?
Дискуссии о модернизации: ведет ли экономическое развитие к демократии?
The participants of discussion review the thesis that economic development explains the rise and persistence of democracy,
often referred to as the “Lipset thesis” after Seymour Lipset’s 1959 article. Most of the authors suggest that modernization
theory in its most “simple version” rests on shaky empirical foundations. That is, at best there seems to be
limited evidence in favor of the hypothesis that a change in income in a given year produces an unconditional, instantaneous
change in the likelihood of democracy. Several of the contributions point to substantial evidence in favor of a
more refined version of modernization theory, suggesting that increasing income promotes democracy i) in the medium
or long-term and ii) conditional on certain “triggers” of authoritarian regime breakdown. It should be noted that there
seems to be more evidence in favor of a link between income and democratic sustainability (“Przeworski thesis”).
When considering democratic survival, income may even have an unconditional effect and an instantaneous effect.
C. Welzel sketches how increases in material resources (such as money) and cognitive resources (such as education)
shifts people’s preferences from existential concerns to freedom and self-realization – as part of “emancipative values”.
D. Acemoglu and J. Robinson claim that there is no tendency for countries to become more democratic as they become
more ‘modernized’ whether in terms of higher levels of income per-capita or education.

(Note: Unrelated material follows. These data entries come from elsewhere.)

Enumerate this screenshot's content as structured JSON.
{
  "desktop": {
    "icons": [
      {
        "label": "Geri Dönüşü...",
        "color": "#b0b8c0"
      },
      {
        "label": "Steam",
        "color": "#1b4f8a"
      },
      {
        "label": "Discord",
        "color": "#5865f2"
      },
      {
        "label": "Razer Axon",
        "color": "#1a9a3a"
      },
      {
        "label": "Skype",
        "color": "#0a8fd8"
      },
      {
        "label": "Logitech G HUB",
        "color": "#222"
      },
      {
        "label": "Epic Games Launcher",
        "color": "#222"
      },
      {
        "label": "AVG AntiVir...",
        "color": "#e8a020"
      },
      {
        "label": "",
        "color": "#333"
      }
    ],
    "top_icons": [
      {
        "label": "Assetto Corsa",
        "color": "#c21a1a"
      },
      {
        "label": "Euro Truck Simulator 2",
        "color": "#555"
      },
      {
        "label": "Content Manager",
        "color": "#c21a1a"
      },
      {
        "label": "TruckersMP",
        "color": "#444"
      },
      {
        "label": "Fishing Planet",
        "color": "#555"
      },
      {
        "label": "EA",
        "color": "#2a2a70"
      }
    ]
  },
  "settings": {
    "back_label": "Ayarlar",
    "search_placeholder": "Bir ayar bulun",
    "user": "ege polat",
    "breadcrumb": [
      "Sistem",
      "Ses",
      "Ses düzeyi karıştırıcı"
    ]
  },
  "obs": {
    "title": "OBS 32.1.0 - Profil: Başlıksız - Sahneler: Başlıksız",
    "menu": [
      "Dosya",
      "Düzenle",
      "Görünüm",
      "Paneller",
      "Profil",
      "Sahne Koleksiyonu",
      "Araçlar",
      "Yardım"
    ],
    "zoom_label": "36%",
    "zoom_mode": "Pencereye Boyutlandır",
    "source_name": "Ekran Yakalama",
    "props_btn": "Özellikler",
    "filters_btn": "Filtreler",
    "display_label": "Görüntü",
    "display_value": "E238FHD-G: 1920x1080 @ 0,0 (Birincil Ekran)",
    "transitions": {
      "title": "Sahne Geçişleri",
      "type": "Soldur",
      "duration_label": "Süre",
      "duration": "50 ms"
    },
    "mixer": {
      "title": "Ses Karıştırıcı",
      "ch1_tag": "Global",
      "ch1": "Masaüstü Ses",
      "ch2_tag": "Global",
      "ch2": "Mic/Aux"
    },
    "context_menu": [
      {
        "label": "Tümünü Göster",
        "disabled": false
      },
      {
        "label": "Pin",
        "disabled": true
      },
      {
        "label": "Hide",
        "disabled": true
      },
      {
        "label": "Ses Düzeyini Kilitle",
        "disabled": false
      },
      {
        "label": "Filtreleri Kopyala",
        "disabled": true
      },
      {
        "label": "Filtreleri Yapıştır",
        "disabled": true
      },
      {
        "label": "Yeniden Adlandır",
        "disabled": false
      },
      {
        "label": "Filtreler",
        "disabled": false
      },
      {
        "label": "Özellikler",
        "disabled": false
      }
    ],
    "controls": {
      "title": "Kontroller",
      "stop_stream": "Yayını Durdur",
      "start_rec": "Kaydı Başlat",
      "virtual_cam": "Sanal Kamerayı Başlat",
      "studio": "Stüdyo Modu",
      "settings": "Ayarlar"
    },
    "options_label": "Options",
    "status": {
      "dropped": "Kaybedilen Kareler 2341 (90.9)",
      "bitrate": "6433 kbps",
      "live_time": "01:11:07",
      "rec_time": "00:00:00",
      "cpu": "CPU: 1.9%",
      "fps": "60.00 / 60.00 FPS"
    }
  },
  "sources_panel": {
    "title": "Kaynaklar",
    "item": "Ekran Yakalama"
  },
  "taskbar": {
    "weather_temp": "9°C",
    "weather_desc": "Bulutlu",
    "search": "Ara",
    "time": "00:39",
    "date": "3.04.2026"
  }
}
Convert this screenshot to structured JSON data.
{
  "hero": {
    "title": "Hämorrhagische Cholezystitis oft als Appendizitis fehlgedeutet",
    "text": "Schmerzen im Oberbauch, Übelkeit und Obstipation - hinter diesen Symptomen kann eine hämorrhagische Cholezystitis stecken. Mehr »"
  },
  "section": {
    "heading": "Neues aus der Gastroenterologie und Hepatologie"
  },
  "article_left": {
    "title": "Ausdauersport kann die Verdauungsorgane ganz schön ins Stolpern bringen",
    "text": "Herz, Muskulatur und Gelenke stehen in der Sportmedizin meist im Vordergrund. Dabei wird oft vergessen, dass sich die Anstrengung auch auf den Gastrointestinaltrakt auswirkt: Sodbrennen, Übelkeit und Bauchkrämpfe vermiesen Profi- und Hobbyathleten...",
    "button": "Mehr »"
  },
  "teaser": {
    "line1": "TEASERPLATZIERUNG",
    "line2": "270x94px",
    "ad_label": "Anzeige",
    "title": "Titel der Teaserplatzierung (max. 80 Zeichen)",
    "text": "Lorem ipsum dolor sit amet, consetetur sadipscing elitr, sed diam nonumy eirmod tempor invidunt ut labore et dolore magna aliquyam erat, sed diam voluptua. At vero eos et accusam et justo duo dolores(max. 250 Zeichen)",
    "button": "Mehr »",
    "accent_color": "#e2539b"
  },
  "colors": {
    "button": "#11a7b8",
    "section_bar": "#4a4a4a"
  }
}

The initial conditions created
inclusive or extractive institutions which then put the societies onto very different long run paths of modernization and
development. G. Munk declares that the majority of studies go against the expectations of modernization theory, suggesting
that there is no positive or a negative income-democracy link. He concludes that modernization theory is a
failed theory. We need to set it aside and move on to more promising avenues of research.